Assuming we have some matrix $A\in \mathbb C^{m\times m}$ with $n\leq m$ of full rank and there are some vectors $q,b\in \mathbb C^m$. We are now trying to solve the following system $$\left(\begin{array}{c|c|c|c|c|c} q&Aq&A^2q&\dots&A^{n-1}q \end{array}\right) \begin{pmatrix} x_1\\\vdots \\x_n \end{pmatrix}=\begin{pmatrix} b_1\\\vdots \\b_m \end{pmatrix},$$ while we assume that this problem is solvable. The left part looks strongly related to Krylov-subspace methods like the Arnoldi-iteration or GMRES. But this methods, as far as I understand, find the eigenvectors of $A$ or solve the system $Ax=b$ respectively.
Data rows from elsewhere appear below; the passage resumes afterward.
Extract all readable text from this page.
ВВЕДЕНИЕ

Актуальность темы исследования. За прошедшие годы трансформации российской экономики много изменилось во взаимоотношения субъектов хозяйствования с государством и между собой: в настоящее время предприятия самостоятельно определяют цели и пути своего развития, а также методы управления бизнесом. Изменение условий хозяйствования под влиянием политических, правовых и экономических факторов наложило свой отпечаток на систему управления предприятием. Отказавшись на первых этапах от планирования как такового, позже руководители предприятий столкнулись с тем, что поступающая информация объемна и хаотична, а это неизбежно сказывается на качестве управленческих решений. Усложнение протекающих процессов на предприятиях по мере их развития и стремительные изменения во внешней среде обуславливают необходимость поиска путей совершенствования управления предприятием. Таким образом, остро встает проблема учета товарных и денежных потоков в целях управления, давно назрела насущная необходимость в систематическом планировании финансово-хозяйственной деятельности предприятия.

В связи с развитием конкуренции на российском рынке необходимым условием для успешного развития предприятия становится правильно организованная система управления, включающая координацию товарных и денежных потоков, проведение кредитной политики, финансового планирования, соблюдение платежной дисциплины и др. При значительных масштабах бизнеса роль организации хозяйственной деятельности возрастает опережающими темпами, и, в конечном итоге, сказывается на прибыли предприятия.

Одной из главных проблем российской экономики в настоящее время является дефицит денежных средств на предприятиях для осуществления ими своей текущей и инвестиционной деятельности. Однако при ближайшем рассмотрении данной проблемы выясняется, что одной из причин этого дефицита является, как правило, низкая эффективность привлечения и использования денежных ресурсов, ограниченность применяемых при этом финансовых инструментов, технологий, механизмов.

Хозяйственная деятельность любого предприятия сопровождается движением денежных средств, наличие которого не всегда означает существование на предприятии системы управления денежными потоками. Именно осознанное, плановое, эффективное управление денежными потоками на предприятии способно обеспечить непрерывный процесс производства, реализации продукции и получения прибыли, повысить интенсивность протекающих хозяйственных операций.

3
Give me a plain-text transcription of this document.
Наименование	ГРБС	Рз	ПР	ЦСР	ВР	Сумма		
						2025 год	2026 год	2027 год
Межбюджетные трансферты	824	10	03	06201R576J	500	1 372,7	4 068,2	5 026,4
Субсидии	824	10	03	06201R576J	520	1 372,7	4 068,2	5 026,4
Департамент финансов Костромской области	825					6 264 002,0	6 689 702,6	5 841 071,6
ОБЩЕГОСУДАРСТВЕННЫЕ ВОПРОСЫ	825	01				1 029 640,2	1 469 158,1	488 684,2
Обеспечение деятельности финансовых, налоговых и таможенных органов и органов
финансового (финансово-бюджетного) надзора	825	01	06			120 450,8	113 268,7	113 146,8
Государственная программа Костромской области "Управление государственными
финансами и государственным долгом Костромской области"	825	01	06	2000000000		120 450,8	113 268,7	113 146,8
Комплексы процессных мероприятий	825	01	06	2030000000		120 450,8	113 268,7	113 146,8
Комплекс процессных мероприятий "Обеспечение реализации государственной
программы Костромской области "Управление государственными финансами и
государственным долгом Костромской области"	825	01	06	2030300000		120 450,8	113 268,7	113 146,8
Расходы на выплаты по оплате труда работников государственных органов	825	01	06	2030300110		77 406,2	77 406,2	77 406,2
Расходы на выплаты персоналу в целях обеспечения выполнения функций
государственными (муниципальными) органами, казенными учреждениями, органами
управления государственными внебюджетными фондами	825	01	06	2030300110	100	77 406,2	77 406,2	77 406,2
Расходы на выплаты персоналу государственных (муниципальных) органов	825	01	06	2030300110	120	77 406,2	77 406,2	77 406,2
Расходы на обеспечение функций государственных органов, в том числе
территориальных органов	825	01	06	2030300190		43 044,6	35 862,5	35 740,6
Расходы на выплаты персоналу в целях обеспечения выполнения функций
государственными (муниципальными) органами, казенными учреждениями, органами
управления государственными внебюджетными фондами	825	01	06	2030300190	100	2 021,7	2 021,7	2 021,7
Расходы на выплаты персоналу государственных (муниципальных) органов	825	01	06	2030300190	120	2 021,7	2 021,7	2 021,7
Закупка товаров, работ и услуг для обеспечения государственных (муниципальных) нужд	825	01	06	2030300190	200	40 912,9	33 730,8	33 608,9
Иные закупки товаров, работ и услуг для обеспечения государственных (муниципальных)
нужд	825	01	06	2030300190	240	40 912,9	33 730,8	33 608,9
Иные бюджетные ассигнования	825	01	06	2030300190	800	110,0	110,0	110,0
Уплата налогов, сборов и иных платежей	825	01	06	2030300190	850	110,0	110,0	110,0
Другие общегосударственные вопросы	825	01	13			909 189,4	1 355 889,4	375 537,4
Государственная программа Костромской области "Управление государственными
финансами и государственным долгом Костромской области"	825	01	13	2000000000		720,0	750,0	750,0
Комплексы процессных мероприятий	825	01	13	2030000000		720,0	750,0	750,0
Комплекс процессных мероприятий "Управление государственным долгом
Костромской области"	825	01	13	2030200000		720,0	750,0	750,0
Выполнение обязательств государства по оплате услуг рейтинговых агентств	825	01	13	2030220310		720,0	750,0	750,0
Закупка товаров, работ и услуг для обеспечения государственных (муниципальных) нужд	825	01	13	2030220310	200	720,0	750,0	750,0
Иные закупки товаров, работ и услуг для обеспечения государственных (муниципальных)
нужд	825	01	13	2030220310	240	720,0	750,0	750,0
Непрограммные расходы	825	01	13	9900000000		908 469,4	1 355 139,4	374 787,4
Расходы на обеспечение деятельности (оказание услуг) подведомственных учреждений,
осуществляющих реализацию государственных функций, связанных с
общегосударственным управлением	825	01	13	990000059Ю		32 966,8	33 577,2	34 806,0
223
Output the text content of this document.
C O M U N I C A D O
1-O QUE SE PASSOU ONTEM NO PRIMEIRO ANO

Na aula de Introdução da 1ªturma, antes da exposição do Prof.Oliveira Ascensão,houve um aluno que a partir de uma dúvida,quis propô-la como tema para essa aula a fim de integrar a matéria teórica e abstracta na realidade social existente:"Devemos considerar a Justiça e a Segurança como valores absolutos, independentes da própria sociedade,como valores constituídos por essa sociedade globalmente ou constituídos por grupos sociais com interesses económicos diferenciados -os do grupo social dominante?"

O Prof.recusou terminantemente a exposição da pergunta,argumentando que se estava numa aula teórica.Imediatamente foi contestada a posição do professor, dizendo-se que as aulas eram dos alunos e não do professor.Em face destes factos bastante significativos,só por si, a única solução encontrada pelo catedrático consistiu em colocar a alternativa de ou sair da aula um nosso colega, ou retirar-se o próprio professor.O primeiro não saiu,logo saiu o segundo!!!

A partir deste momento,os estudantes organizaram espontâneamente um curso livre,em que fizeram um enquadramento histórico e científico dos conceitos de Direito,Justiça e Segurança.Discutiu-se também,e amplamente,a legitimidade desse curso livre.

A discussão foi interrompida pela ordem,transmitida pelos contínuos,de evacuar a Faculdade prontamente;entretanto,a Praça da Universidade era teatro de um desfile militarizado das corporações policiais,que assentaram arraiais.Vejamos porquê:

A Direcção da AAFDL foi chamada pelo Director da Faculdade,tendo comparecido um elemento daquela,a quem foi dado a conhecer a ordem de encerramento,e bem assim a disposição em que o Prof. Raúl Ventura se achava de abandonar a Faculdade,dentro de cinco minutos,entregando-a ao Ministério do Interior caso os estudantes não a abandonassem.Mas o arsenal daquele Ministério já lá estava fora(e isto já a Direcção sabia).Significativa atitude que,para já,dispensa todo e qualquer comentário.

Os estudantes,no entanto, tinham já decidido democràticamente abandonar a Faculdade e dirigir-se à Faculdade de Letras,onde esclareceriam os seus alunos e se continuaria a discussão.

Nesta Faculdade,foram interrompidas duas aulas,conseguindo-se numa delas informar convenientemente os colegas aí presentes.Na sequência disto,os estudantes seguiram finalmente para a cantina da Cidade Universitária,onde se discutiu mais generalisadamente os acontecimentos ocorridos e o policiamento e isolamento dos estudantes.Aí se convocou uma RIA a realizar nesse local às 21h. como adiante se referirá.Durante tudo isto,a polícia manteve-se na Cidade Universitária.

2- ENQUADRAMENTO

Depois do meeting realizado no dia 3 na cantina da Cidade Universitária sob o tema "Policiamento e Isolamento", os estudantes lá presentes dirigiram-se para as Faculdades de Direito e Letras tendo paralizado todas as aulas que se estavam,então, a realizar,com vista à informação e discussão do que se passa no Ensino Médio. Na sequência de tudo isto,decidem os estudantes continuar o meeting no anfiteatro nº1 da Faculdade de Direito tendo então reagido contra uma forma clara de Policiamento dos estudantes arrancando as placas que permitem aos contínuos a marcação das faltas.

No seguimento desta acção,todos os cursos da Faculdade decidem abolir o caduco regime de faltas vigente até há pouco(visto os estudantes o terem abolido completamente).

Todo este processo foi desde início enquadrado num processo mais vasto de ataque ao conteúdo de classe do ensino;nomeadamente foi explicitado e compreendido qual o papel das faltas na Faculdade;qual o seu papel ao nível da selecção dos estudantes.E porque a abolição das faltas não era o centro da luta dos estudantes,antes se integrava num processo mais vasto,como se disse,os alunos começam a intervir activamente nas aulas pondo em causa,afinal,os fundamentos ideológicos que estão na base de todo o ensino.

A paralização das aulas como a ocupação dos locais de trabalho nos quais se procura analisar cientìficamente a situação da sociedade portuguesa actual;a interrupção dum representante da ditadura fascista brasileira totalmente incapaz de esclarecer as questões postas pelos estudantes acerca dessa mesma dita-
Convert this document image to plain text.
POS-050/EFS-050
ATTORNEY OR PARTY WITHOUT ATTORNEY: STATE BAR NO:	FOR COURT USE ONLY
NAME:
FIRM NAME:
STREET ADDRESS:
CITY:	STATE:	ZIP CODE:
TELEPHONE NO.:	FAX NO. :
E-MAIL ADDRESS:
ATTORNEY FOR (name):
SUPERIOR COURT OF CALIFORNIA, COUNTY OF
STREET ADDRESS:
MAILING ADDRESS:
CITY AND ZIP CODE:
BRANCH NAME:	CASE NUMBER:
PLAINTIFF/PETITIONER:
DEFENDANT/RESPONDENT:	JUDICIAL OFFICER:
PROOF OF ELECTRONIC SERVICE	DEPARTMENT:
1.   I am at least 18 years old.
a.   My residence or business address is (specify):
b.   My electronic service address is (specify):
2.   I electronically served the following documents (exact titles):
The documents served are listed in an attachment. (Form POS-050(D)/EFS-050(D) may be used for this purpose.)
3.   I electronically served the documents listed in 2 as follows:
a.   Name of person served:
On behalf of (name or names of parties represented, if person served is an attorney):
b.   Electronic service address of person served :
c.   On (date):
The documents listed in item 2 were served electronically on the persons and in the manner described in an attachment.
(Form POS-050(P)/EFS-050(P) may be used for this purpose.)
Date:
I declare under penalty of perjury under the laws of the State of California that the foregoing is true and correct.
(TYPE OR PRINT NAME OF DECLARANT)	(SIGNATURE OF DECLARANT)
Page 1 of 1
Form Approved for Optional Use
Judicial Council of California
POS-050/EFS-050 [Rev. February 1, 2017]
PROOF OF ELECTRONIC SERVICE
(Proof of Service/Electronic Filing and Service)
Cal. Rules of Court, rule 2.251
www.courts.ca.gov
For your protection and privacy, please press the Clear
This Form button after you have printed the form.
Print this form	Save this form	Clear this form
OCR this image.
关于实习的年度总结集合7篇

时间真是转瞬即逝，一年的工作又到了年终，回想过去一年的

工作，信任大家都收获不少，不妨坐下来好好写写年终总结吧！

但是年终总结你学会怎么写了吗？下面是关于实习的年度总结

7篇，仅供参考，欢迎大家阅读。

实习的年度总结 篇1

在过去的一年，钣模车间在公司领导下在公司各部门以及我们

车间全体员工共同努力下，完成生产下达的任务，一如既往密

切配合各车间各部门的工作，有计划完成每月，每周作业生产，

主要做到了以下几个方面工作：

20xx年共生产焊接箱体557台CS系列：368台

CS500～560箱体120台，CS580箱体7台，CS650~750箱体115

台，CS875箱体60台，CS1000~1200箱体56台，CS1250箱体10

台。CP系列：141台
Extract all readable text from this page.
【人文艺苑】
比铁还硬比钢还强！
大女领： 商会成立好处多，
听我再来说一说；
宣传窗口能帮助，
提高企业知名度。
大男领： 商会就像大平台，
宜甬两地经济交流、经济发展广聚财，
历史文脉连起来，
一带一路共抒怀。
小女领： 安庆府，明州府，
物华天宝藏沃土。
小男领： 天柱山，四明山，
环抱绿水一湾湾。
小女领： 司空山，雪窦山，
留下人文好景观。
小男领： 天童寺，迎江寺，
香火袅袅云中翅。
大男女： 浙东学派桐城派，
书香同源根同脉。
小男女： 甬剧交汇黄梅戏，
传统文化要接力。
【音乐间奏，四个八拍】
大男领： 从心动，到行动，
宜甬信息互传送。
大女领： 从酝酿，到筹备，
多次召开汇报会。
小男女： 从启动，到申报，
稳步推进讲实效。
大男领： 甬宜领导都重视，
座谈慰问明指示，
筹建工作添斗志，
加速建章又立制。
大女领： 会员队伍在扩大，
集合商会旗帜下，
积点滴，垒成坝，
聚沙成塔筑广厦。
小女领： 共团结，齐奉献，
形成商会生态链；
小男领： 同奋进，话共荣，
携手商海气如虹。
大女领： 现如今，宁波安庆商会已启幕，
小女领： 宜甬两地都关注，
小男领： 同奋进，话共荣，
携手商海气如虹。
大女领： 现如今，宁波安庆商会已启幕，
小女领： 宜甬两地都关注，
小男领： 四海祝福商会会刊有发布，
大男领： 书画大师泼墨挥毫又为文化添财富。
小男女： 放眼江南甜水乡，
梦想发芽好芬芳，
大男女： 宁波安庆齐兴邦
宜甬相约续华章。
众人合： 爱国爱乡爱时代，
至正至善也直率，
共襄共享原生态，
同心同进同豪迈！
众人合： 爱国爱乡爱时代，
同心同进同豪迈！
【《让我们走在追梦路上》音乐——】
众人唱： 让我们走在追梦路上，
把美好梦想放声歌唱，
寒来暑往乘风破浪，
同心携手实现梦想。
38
So, those methods give me information about $A$ and not about $(q|Aq|\dots|A^{n-1}q)$. Is there some method which can solve the given equation above numerically in a stable way? I would be grateful about some tips or keywords which I can search?

Solution 1:

In general, this linear system is so ill-conditioned that you will not be able to trust the computed result. This is particularly clear in the case where $A$ has dominant eigenvalue. In this case the computed values $\hat{y}_j$ of the vectors $y_j=A^j q$ will tend to point in the direction of a dominant eigenvector even when $q$ does not contain any component in this direction. This ensures that the matrix is very ill-conditioned. It is possible to obtain the orthogonal factor of the QR factorization of the Krylov matrix in question see this answer, but it is not clear to me that we can get the triangular factor in a reliable manner.